Let $B$ be a non-empty set. Then the following are equivalent:
(1) $B$ is finite.
(2) There is a surjective funtion $f:\{1,…,n\}\rightarrow B$ for some $n\in \mathbb{N}$
(3) There is an injective function $g:B \rightarrow \{1,…,n\}$ for some $n\in \mathbb{N}$
My attempt:
(1) $\Rightarrow$ (2)
Since, $B$ is a non-empty finite set, there exists a bijective function $h:B \rightarrow \{1,…,n\} $ for some $n\in \mathbb{N}$.
So, there exists a bijective inverse function $h^{-1}:\{1,…,n\}\rightarrow B$. for some $n\in \mathbb{N}$.
$\therefore$ There exists a surjective function $f:\{1,…,n\}\rightarrow B$ for some $n\in \mathbb{N}$.
I'm not sure if my above proof is valid.
Also, can someone please help me with the proofs for (2)$\Rightarrow$ (3) and (3)$\Rightarrow$ (1) ??
Best Answer
Your proof seems ok.
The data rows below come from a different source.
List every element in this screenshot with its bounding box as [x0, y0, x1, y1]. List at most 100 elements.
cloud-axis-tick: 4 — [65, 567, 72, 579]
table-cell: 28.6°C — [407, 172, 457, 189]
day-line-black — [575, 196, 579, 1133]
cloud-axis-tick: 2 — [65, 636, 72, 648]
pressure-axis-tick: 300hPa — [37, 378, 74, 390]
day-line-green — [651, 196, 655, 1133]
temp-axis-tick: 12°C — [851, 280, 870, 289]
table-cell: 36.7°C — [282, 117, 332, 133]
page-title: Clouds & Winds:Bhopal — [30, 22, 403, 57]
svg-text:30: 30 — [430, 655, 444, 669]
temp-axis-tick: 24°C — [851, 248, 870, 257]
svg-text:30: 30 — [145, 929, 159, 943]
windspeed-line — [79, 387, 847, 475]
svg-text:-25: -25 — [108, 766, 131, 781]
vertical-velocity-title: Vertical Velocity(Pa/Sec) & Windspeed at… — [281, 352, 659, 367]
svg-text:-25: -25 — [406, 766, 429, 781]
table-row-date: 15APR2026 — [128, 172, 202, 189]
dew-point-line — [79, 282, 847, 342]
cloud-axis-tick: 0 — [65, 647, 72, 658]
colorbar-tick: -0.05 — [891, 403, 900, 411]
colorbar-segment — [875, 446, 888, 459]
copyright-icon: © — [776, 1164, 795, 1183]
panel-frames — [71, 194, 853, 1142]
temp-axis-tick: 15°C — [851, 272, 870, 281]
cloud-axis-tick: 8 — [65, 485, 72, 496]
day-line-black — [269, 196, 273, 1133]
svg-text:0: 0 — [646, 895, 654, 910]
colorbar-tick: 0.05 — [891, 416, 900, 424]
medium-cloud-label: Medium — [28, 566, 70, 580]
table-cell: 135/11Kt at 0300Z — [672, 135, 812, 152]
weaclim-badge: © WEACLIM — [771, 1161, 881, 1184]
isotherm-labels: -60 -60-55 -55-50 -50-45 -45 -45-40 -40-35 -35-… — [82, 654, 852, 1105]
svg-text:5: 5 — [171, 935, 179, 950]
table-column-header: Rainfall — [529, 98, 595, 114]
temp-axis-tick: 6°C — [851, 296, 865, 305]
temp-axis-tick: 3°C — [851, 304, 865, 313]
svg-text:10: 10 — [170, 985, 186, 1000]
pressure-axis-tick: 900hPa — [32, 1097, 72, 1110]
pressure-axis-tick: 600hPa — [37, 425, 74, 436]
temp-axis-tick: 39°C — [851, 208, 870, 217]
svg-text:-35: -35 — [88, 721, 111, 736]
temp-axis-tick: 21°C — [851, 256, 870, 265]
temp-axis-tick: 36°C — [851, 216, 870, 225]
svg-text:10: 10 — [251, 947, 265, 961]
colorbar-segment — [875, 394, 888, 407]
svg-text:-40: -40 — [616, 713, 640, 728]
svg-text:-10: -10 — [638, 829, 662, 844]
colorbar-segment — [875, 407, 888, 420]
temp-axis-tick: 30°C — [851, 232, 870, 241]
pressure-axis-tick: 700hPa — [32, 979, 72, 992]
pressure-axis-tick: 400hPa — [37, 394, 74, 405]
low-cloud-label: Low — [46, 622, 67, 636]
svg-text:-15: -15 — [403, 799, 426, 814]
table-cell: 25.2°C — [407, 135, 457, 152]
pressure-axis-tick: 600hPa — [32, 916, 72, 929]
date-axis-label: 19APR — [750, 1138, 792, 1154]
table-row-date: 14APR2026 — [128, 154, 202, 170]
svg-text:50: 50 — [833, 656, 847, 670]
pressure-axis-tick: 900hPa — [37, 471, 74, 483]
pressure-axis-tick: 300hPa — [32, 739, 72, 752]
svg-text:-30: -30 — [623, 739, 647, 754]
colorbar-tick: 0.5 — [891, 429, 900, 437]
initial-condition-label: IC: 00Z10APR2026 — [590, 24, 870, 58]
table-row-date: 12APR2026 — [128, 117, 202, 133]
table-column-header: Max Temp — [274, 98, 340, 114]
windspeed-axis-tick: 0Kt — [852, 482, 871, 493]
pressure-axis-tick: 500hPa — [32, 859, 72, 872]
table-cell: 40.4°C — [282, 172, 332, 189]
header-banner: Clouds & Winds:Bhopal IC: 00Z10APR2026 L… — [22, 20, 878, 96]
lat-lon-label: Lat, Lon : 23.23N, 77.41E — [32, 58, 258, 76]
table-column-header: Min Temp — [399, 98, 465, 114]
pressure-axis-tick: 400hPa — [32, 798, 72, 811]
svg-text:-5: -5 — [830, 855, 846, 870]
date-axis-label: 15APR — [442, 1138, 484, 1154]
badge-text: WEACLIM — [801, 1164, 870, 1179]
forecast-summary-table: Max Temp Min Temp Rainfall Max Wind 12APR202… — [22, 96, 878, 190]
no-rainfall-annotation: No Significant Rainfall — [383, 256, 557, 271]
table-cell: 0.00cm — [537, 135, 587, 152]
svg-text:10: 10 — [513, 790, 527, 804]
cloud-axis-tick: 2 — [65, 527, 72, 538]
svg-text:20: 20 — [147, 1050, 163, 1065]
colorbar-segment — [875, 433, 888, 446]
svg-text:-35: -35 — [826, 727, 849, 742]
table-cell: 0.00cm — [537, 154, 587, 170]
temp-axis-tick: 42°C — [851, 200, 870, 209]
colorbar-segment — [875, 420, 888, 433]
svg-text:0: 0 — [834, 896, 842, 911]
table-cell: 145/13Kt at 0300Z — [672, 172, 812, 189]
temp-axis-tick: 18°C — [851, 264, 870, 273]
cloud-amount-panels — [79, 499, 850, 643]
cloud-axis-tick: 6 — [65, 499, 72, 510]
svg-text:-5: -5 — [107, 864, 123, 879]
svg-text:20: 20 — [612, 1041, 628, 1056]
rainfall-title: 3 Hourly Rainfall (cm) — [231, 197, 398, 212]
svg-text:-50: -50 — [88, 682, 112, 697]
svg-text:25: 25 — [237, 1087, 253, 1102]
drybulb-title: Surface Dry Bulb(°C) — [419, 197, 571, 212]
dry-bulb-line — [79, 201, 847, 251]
For the others
(2) => (3)
Let $f$ be your surjection $\{1,\dots,n\} \to B$.
Define $g$ as $$g(b) = \min \{i \in \{1,\dots,n\} \mid f(i) = b\}.$$ This is well defined because $f$ is surjective, hence the set is never empty, and always finite.
Then, let $x,y\in B$ such that $g(x) = g(y)$. By definition, $f(g(x)) = x$ and $f(g(y)) = y$, and $f(g(x)) = f (g(y)$, thus $x=y$.
(3) => (1)
Let $g$ be your injection $B\to \{1,\dots,n\}$. Then $h:B \to Im(g)$ defined by $h(x) = g(x)$ is a bijection, and $Im(g) \subseteq \{1,\dots,n\}$ which is finite.You have then a bijection between $B$ and a finite set, thus $B$ is finite.